After a spell as group head at Bates Dorland, she joined the fledgling St Lukes agency, where she became vice-chairman.

When the St Lukes founder Andy Law left to set up a new agency, BoymeetsGirl, Stanners and her husband David Pemsel joined him. Within months, they had sold their shares in the company and left. The split was reported to be acrimonious, but Stanners says she and Pemsel simply did not want to go ahead with a management buy-out from backers Interpublic. Soon Lee Daley, chairman and CEO at Saatchi & Saatchi UK, recruited her. She now heads up a creative team of 20.

Her career progress appears near-seamless, but Stanners is a rarity. According to the Institute of Practitioners in Advertising, at the highest levels of seniority in advertising agencies, women account for just 15 per cent of the workforce. Among creatives, only 17 per cent of copywriters are women, and only 14 per cent of art directors.

Why should this be so? "The creative department is fairly juvenile, selfish and competitive and those are probably male traits. I've probably got all those traits," Stanners says. "The traits are also endless curiosity, the desire to know and to be inquisitive. You are always being required to make a fool of yourself, which is quite male. I don't think women put up with it. You spend most of your time being rejected by people, and most women think that's ridiculous.

"I spend a lot of time in colleges trying to encourage more girls into the creative department. They often feel it to be intimidating that the advertising that was most talked about was beer advertising that was funny. Many women felt they weren't able to be funny and put themselves in the spotlight."

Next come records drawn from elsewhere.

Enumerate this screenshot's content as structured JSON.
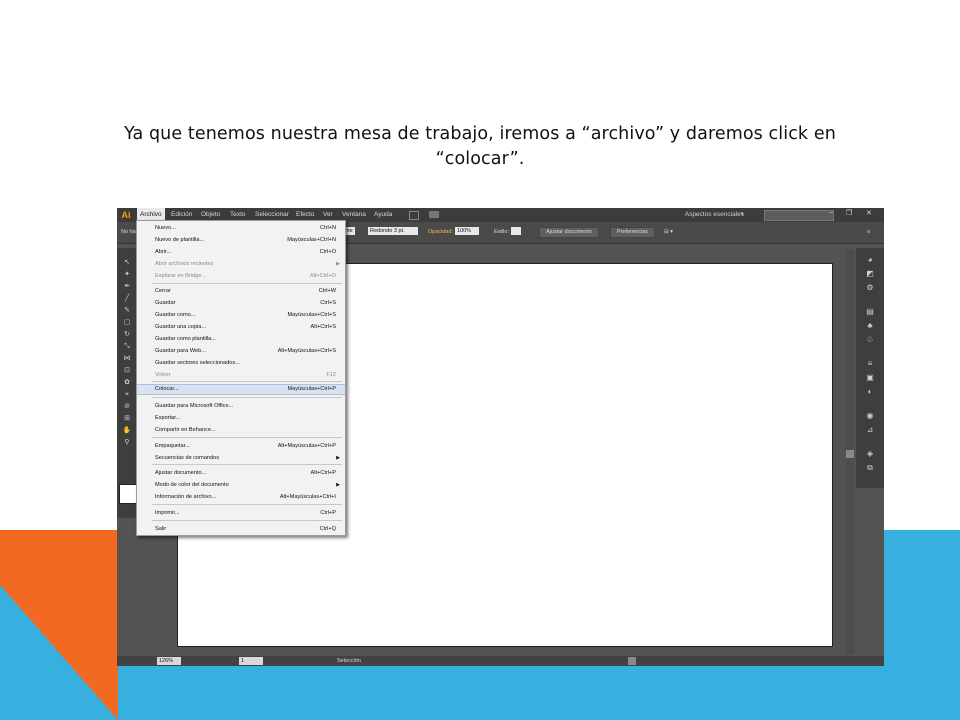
{
  "slide": {
    "line1": "Ya que tenemos nuestra mesa de trabajo, iremos a “archivo” y daremos click en",
    "line2": "“colocar”."
  },
  "app": {
    "logo": "Ai",
    "menus": [
      "Archivo",
      "Edición",
      "Objeto",
      "Texto",
      "Seleccionar",
      "Efecto",
      "Ver",
      "Ventana",
      "Ayuda"
    ],
    "workspace_label": "Aspectos esenciales",
    "window_buttons": [
      "–",
      "❐",
      "✕"
    ]
  },
  "control_bar": {
    "no_selection": "No ha",
    "stroke_profile": "me",
    "brush": "Redondo 3 pt.",
    "opacity_label": "Opacidad:",
    "opacity_value": "100%",
    "style_label": "Estilo:",
    "doc_button": "Ajustar documento",
    "prefs_button": "Preferencias"
  },
  "status_bar": {
    "zoom": "126%",
    "page": "1",
    "selection": "Selección"
  },
  "file_menu": {
    "items": [
      {
        "label": "Nuevo...",
        "shortcut": "Ctrl+N"
      },
      {
        "label": "Nuevo de plantilla...",
        "shortcut": "Mayúsculas+Ctrl+N"
      },
      {
        "label": "Abrir...",
        "shortcut": "Ctrl+O"
      },
      {
        "label": "Abrir archivos recientes",
        "shortcut": ""
      },
      {
        "label": "Explorar en Bridge...",
        "shortcut": "Alt+Ctrl+O"
      },
      {
        "label": "Cerrar",
        "shortcut": "Ctrl+W"
      },
      {
        "label": "Guardar",
        "shortcut": "Ctrl+S"
      },
      {
        "label": "Guardar como...",
        "shortcut": "Mayúsculas+Ctrl+S"
      },
      {
        "label": "Guardar una copia...",
        "shortcut": "Alt+Ctrl+S"
      },
      {
        "label": "Guardar como plantilla...",
        "shortcut": ""
      },
      {
        "label": "Guardar para Web...",
        "shortcut": "Alt+Mayúsculas+Ctrl+S"
      },
      {
        "label": "Guardar sectores seleccionados...",
        "shortcut": ""
      },
      {
        "label": "Volver",
        "shortcut": "F12"
      },
      {
        "label": "Colocar...",
        "shortcut": "Mayúsculas+Ctrl+P"
      },
      {
        "label": "Guardar para Microsoft Office...",
        "shortcut": ""
      },
      {
        "label": "Exportar...",
        "shortcut": ""
      },
      {
        "label": "Compartir en Behance...",
        "shortcut": ""
      },
      {
        "label": "Empaquetar...",
        "shortcut": "Alt+Mayúsculas+Ctrl+P"
      },
      {
        "label": "Secuencias de comandos",
        "shortcut": ""
      },
      {
        "label": "Ajustar documento...",
        "shortcut": "Alt+Ctrl+P"
      },
      {
        "label": "Modo de color del documento",
        "shortcut": ""
      },
      {
        "label": "Información de archivo...",
        "shortcut": "Alt+Mayúsculas+Ctrl+I"
      },
      {
        "label": "Imprimir...",
        "shortcut": "Ctrl+P"
      },
      {
        "label": "Salir",
        "shortcut": "Ctrl+Q"
      }
    ]
  },
  "colors": {
    "accent_orange": "#f26a21",
    "accent_blue": "#37b0df",
    "menu_highlight": "#d7e3f3",
    "ai_logo": "#ff9a00"
  }
}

Now, the industry is increasingly embracing new forms of creativity better suited to female strengths. Stanners says: "Britain is still brilliant at advertising. It's much more emotional and intelligent than it used to be. There's a lot more room for different types of creativity. If you're running a creative department, what you look for is light and dark, different skill sets."

A shift away from the traditional advertising agency structure, in which the planning and account-handling departments are kept separate from the creatives, is also benefiting women. "Our industry used to be very segmented. We're becoming much less linear. Our processes are much more collaborative, which means that even if there aren't enough women in the creative department, there's a much greater flow of ideas. We are seeing the opening up of the industry and looking to other sorts of creativity, from graphic designers and interactive designers."

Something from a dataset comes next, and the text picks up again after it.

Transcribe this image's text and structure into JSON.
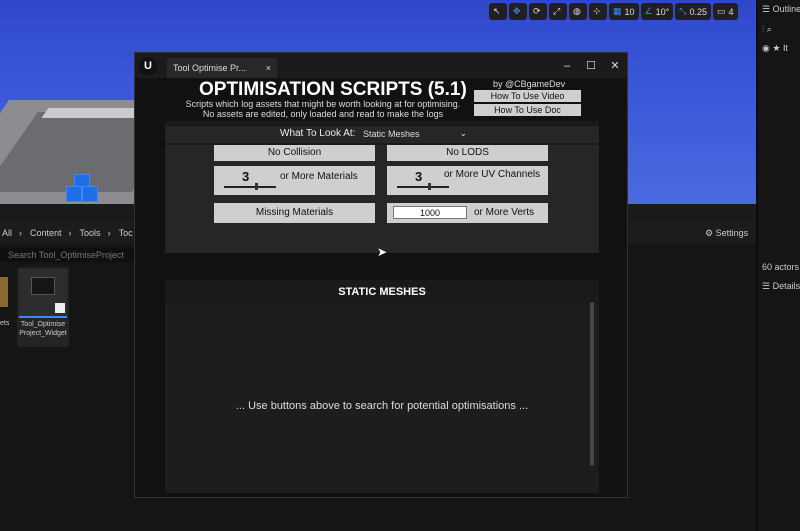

Nancy Vonk, co-chief creative officer at WPP's Ogilvy & Mather in Toronto, a former colleague and admirer of French, said the most worrying thing about the episode was "that in his honest opinion he was voicing the inner thoughts of legions of men in the senior ranks of our business".

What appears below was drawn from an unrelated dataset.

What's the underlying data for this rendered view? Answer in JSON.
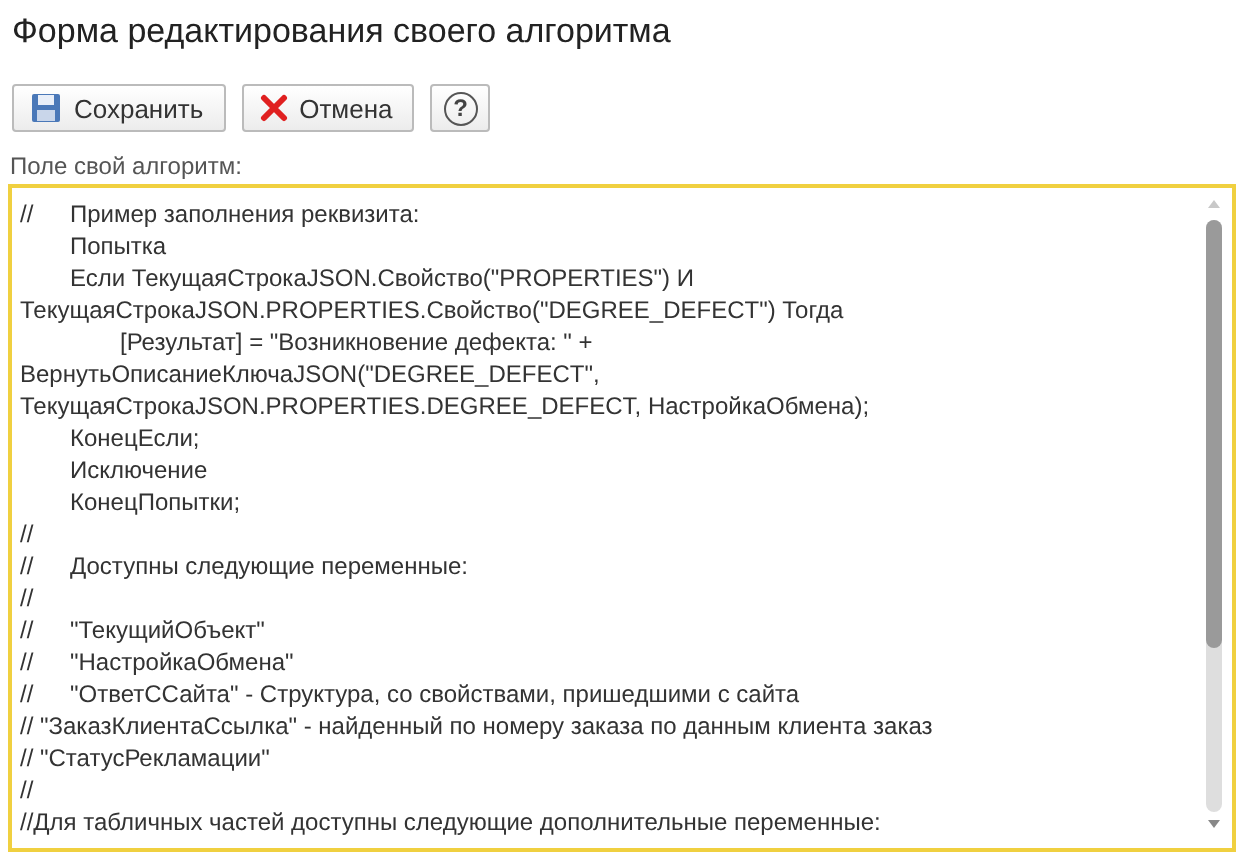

Stanners insists she has never felt that her male colleagues thought less of her because she was a woman. She praises her colleagues at Saatchi for making it possible for her to fit in her work around her young son Otto.

"I spend a lot of time worrying that I don't see him enough and that I don't do my job well enough, but it disciplines you. I'm incredibly efficient at work. I never go out to lunch and I give 100 per cent - and I give 100 per cent in my time with my son as well. Everyone's very supportive of the fact that I've got a child. When I got my job, I made it clear that I had a child and what that meant. Everyone there weighed up the benefits of it being me."

There are limitations imposed by motherhood, however. "If you're going off on a shoot, you could be away for three weeks and that's very difficult to do with children. It's not easy, but it's not impossible," Stanners says.

As a parent, she believes it is easier to create advertising targeted at families. "When you have a child, you are suddenly aware of this other world."

To young women thinking of following in her footsteps, she has these words of advice. "You have to be absolutely determined. You have to be resilient. You have to listen to people. You have to have strong ideas and most of all you have to really enjoy it. If it's not fun, it's not worth doing."

Move over French, the Godmother has arrived.